Question

One mole of an ideal gas doubles its volume in a reversible isothermal expansion. (a) What is the change in entropy of the gas? (b) If 1500 J of heat are added in this process, what is the temperature of the gas?

Answer 1

Explanation:

The given data is as follows.

       n = 1 mol,     $V_{f} = 2V_{i}$

       Q = 1500 J,      R = 8.314 J/mol k

(a)    $\Delta S = \frac{dQ}{dT}$

And, according to the first law of thermodynamics

                $\Delta E_{int} = Q - W$

And, in an isothermal process the change in internal energy of the gas is zero.

Hence,    0 = Q - W

or,             W = Q

Expression for work done in an isothermal process is as follows.

                   W = $nRT ln \frac{V_{f}}{V_{i}}$

As W = Q, Hence expression for Q will also be given as follows.

            Q = $nRT ln \frac{V_{f}}{V_{i}}$

Now,  

        $\Delta S = \frac{nRT ln \frac{V_{f}}{V_{i}}}{T}$

        [/tex]\Delta S = nR ln \frac{V_{f}}{V_{i}}[/tex]

                      = $nR ln \frac{2V_{i}}{V_{i}}$

                       = nR ln 2

                        = $1 \times 8.314 \times 0.693$

                        = 5.76 J/K

Therefore, change in entropy is 5.76 J/K.

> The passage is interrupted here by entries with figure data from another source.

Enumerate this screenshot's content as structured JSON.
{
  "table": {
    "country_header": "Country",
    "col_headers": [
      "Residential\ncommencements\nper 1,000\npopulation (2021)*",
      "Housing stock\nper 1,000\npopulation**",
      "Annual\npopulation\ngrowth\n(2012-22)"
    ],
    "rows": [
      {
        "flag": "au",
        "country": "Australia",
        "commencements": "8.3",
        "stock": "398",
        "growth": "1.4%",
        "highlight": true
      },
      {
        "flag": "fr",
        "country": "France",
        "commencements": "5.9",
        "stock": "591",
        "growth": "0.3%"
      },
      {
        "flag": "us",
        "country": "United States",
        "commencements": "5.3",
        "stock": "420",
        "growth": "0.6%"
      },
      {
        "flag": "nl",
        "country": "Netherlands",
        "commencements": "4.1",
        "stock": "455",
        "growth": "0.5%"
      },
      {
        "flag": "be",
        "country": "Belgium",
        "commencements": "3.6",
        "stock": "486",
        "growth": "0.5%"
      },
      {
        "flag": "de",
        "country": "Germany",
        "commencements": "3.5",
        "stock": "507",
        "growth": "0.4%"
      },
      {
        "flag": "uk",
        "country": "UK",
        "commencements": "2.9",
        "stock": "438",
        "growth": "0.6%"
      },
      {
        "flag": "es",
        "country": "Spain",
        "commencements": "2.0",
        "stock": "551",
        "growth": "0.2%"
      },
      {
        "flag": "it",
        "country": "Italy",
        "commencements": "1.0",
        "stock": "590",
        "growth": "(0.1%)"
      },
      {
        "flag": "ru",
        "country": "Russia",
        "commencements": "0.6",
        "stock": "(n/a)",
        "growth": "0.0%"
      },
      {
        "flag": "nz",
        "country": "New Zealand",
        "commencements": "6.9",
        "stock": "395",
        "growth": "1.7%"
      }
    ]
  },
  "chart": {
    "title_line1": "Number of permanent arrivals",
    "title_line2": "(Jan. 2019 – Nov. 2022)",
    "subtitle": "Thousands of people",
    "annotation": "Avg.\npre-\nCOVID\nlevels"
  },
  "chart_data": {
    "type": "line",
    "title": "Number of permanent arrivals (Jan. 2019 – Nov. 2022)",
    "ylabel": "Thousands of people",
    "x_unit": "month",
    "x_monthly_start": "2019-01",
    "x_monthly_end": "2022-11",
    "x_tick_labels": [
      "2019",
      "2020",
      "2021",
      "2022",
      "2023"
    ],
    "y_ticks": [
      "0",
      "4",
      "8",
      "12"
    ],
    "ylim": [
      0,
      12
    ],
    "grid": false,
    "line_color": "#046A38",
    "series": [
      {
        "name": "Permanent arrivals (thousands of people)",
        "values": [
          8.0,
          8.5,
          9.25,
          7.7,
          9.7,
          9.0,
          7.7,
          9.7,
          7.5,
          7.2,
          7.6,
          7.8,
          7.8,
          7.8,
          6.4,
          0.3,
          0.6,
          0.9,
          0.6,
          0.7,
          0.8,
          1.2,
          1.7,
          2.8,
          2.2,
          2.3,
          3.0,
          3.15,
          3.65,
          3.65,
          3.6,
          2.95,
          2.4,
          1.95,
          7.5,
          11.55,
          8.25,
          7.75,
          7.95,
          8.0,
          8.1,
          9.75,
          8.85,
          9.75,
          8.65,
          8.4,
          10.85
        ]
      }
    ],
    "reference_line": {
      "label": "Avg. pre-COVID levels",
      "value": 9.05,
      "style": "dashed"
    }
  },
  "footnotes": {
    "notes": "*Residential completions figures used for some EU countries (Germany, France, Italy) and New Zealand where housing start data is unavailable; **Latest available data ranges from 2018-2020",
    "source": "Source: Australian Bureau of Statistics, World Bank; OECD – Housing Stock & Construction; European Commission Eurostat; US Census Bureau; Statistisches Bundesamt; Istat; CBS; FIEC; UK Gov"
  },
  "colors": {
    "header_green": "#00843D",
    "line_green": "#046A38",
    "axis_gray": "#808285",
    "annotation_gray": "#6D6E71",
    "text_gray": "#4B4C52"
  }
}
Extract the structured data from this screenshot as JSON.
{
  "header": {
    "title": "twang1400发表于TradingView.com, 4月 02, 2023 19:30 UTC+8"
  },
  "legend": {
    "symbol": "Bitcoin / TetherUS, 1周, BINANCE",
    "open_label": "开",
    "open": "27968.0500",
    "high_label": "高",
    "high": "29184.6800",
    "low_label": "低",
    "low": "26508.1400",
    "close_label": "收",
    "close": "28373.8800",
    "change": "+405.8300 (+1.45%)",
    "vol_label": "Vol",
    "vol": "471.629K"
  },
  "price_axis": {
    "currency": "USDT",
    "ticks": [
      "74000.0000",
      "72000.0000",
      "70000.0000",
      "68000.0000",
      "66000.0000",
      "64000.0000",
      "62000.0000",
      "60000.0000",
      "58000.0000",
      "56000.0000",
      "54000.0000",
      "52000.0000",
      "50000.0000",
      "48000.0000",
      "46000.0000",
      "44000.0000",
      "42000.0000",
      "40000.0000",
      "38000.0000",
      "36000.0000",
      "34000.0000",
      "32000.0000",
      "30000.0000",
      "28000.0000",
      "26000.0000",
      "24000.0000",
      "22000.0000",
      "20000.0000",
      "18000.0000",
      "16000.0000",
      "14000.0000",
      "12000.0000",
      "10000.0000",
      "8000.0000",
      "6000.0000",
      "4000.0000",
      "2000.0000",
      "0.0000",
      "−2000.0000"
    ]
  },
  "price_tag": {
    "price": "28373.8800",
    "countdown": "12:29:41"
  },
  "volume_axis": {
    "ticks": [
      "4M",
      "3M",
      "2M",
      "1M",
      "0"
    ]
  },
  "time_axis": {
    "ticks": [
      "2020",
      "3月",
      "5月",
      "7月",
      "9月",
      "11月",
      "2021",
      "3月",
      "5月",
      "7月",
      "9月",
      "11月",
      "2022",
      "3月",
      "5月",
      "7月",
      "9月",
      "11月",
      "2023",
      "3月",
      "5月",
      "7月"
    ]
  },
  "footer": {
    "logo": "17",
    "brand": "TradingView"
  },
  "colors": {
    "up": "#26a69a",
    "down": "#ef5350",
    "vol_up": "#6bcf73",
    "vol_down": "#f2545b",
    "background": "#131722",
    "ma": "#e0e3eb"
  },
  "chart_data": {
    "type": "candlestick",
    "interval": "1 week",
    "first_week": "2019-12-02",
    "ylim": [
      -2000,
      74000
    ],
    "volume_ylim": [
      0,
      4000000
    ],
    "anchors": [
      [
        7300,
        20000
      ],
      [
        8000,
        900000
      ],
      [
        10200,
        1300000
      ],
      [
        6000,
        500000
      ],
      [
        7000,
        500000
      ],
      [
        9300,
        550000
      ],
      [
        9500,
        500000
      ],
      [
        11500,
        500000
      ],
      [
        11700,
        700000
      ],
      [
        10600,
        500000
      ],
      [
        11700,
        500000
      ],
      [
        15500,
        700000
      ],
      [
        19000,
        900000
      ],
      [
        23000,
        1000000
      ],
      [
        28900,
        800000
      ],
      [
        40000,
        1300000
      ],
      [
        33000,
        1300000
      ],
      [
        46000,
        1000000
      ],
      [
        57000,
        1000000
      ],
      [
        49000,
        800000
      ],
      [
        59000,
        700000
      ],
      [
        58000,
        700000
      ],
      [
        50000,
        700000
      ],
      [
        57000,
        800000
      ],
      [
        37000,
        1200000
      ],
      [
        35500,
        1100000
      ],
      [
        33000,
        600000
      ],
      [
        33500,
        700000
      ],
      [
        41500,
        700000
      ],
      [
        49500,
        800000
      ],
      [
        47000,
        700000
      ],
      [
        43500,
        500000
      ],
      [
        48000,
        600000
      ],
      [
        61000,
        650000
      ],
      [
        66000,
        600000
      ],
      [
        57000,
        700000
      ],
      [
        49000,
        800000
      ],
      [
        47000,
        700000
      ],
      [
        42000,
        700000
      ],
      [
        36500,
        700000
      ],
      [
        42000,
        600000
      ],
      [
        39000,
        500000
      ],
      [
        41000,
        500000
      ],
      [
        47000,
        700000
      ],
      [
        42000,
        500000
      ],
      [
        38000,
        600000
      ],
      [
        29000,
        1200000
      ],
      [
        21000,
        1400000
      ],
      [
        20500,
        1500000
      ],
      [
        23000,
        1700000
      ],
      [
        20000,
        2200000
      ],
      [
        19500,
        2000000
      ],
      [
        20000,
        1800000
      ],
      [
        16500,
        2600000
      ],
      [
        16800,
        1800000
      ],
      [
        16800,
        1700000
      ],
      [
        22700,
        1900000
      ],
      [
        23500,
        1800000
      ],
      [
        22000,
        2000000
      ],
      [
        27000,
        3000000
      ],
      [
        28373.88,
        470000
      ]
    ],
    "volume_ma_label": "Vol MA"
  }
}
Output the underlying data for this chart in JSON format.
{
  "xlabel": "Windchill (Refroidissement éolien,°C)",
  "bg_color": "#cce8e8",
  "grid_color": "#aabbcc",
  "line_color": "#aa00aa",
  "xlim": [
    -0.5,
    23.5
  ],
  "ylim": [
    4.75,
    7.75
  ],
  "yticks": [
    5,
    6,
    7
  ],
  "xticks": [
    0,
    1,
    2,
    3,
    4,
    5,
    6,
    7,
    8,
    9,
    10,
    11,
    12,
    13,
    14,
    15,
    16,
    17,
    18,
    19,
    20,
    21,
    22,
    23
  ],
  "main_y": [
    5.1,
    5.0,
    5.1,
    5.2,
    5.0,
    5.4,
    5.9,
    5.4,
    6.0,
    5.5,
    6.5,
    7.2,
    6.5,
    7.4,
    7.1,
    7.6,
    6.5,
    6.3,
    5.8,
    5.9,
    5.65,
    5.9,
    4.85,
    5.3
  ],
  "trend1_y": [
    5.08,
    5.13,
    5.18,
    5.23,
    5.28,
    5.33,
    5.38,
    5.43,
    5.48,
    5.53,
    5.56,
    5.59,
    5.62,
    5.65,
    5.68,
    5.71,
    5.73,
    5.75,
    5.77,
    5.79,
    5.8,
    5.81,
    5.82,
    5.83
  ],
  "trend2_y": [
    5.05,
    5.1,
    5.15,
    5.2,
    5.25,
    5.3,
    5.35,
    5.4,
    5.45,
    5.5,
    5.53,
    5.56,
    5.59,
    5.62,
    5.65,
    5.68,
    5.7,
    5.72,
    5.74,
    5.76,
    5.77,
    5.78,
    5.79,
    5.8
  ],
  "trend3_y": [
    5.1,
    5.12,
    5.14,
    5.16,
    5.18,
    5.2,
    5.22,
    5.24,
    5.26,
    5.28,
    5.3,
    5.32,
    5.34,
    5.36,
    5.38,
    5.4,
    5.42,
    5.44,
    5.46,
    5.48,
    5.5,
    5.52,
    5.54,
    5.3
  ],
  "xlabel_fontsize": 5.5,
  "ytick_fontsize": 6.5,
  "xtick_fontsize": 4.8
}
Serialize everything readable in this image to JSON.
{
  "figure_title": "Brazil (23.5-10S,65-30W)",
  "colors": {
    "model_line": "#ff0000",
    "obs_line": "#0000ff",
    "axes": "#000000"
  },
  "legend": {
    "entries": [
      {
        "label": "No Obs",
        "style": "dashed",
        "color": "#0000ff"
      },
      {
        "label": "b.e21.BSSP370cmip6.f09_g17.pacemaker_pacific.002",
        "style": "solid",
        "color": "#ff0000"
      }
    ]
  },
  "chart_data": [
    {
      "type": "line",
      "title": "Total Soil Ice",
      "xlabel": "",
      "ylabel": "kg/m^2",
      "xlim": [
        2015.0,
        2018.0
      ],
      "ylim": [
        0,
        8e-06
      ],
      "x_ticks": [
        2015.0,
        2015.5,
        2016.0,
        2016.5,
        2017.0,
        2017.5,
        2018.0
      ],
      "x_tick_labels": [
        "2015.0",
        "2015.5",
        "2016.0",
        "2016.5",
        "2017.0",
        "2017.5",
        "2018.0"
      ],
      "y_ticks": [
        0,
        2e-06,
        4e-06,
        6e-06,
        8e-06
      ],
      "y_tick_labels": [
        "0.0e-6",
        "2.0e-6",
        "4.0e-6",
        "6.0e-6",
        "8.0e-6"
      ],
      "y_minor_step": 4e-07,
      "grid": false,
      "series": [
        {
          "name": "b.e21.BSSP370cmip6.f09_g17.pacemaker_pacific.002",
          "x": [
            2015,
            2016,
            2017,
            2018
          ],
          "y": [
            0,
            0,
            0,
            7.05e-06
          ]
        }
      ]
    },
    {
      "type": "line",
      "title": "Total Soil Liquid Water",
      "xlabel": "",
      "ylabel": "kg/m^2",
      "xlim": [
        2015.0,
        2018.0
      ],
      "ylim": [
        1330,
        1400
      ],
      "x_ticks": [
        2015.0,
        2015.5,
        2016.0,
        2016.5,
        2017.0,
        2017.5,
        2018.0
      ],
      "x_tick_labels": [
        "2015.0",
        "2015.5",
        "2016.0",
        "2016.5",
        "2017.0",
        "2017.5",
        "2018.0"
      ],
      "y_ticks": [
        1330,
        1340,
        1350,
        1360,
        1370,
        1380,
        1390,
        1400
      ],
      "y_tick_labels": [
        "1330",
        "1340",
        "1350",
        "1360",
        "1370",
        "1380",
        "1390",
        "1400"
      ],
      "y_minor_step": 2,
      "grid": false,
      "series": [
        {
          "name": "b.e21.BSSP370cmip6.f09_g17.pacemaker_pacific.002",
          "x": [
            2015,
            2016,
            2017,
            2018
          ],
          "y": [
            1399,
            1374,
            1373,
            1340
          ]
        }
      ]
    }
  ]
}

(b)    As,  Q = $nRT ln \frac{V_{f}}{V_{i}}$

                   = $nRT ln \frac{2V_{i}}{V_{i}}$

                   = nRT ln 2

           T = $\frac{Q}{nR ln 2}$

              = $\frac{1500}{1 \times 8.314 ln 2}$

              = 260.4 K

Therefore, temperature of the gas is 260.4 K.